The first election I covered was in 1974. Based in Montreal, I witnessed a strange phenomenon when Pierre Trudeau’s Liberals won most of the Quebec seats without needing to do much campaigning. The vote was strategic and automatic.
The Liberals swept Quebec in 1974, 1979 and 1980. But then the floor caved in and they haven’t done well in Quebec since. That is 35 years. And since that last Liberal surge in 1980, French Quebecers have continued to vote en masse, except with different partners.
In 1984 and 1988, Brian Mulroney’s Progressive Conservatives took Quebec the way the Liberals had done it before them. Quebecers went from Liberal red to Tory blue without blinking. Again, the remarkable thing was how strategic the vote was, and how automatic in nature. All Progressive Conservatives had to do, it seemed, was put their name on the ballot.
With the demise of the Progressive Conservatives in the 1993 election, newcomers came to claim the throne in Quebec. The Bloc Québécois was a new party, but the scenario was exactly the same. French Quebec voted the same way in ridings across the province.
For a decade and a half, the separatist Bloc held strong in Quebec and, when it was time to bid them adieu as a political force, newcomers again replaced them, en masse. In 2011 Jack Layton’s NDP swept the province in what was called the “orange crush.” The NDP had no history in the province and seemingly came out of nowhere to win big.
For many, it was Layton’s victory. All those seats in Quebec had his name written on them and, with his untimely death soon after the vote in 2011, it is now open season in Quebec. Quebec is ripe for the picking. It has the earmarks of an epic fight with the national stakes as high as they can be.
The NDP has much of its credibility riding on those seats in Quebec. There is nothing worse in politics than to be dismissed as a fluke, an accident, or a one-shot deal. Without those 54 Quebec seats, the NDP will resume its traditional place as the third party in Parliament, far from power; and, worse, far from ever being taken seriously.
For the Liberals, there is the irony of reaching for the success Justin Trudeau’s father had in Quebec, while understanding it was also his father who killed Liberal chances in Quebec over the past 35 years.
The repatriation of the Constitution and the Charter of Rights and Freedoms were milestone achievements in English Canada, but were soundly rejected by French Quebec. Until now, French Quebecers have not forgiven or forgotten – and that is what Trudeau finds himself up against: the ghost of his father.
Stephen Harper knows the key nationally to winning the election is to break the pattern of strategic voting in French Quebec by taking 15 to 20, even 25 seats. He knows his Conservatives cannot sweep and they would never be the automatic strategic choice.

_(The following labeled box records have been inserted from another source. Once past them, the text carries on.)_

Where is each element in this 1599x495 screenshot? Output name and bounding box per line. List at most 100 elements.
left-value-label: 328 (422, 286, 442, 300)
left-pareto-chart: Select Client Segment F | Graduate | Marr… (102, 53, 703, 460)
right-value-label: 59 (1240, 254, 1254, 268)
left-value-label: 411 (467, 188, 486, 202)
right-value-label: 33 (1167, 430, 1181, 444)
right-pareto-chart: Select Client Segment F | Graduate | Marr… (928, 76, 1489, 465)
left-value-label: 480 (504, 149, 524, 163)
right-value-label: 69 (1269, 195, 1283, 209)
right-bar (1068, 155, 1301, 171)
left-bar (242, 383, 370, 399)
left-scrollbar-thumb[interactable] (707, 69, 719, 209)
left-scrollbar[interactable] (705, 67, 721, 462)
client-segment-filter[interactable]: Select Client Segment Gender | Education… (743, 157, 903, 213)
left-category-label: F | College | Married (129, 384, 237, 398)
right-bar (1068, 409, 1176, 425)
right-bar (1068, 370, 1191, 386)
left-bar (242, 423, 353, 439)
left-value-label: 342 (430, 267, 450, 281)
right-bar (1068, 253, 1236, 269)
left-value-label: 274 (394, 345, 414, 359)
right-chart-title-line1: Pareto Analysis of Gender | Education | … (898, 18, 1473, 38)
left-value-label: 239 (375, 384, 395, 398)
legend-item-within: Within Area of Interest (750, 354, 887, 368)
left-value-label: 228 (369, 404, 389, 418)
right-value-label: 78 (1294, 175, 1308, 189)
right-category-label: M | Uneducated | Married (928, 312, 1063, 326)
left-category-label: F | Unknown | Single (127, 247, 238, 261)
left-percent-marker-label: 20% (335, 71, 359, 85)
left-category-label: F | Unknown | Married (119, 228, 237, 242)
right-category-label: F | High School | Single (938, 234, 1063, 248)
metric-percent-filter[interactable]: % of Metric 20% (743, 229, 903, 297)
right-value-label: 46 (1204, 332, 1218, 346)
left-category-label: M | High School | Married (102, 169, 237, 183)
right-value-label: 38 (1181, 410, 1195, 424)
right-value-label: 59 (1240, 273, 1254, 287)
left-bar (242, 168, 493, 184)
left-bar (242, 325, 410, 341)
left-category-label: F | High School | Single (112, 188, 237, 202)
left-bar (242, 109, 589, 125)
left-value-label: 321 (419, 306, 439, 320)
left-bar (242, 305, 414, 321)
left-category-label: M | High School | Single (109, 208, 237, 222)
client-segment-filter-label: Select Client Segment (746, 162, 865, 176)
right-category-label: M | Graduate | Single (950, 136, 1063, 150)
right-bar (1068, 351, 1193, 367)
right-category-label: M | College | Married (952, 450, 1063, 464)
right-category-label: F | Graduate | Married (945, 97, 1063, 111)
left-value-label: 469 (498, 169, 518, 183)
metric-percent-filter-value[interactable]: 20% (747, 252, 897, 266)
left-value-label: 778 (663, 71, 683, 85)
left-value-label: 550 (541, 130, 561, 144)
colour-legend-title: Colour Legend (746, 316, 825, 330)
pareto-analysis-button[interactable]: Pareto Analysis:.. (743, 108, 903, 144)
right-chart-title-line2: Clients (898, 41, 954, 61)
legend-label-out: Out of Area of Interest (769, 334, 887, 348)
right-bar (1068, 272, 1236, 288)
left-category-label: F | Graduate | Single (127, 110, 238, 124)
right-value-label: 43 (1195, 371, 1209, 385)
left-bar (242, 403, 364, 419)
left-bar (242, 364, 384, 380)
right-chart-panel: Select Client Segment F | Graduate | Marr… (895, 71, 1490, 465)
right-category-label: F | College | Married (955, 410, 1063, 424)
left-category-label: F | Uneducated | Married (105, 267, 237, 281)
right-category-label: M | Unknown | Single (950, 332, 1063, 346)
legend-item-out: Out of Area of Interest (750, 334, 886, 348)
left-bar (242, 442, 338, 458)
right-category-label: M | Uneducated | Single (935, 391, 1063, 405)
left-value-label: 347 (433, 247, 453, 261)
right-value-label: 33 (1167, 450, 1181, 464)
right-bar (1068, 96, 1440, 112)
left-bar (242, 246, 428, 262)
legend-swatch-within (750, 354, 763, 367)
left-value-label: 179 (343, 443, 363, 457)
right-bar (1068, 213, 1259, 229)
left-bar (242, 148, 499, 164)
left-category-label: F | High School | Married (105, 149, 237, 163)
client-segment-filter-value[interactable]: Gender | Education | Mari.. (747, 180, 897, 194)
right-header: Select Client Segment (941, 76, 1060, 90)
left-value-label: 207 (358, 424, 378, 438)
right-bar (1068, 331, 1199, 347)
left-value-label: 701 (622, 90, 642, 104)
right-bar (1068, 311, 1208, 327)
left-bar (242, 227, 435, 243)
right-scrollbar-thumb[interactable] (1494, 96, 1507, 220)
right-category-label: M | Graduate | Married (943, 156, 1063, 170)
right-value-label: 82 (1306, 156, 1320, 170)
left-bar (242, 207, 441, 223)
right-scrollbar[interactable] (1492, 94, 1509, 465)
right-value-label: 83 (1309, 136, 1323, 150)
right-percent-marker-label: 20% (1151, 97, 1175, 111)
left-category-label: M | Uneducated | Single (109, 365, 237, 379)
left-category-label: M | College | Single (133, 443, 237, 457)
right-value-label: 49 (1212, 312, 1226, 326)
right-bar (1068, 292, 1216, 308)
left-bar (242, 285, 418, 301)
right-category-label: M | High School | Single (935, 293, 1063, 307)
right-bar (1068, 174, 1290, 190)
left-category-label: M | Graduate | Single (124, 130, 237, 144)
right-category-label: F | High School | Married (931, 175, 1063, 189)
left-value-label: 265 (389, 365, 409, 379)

In Quebec, the Conservatives are seen as too right wing, too hard on crime, too easy on Israel, too English and too western. And, yet, they hope they can win up to a third of the seats.
The prime minister will make the case that Quebecers are not as left leaning as Quebec’s journalists and academics, which explains his recent scathing attack on Radio-Canada’s journalists who, he said, “hate” conservative values.
He will seek out conservative-minded people in Quebec who don’t advertise or advocate their conservatism and hope there are enough of them to help him turn the corner.
Historic voting patterns are hard to break. But, without Jack Layton and with the ghost of Pierre Trudeau, he may have a chance.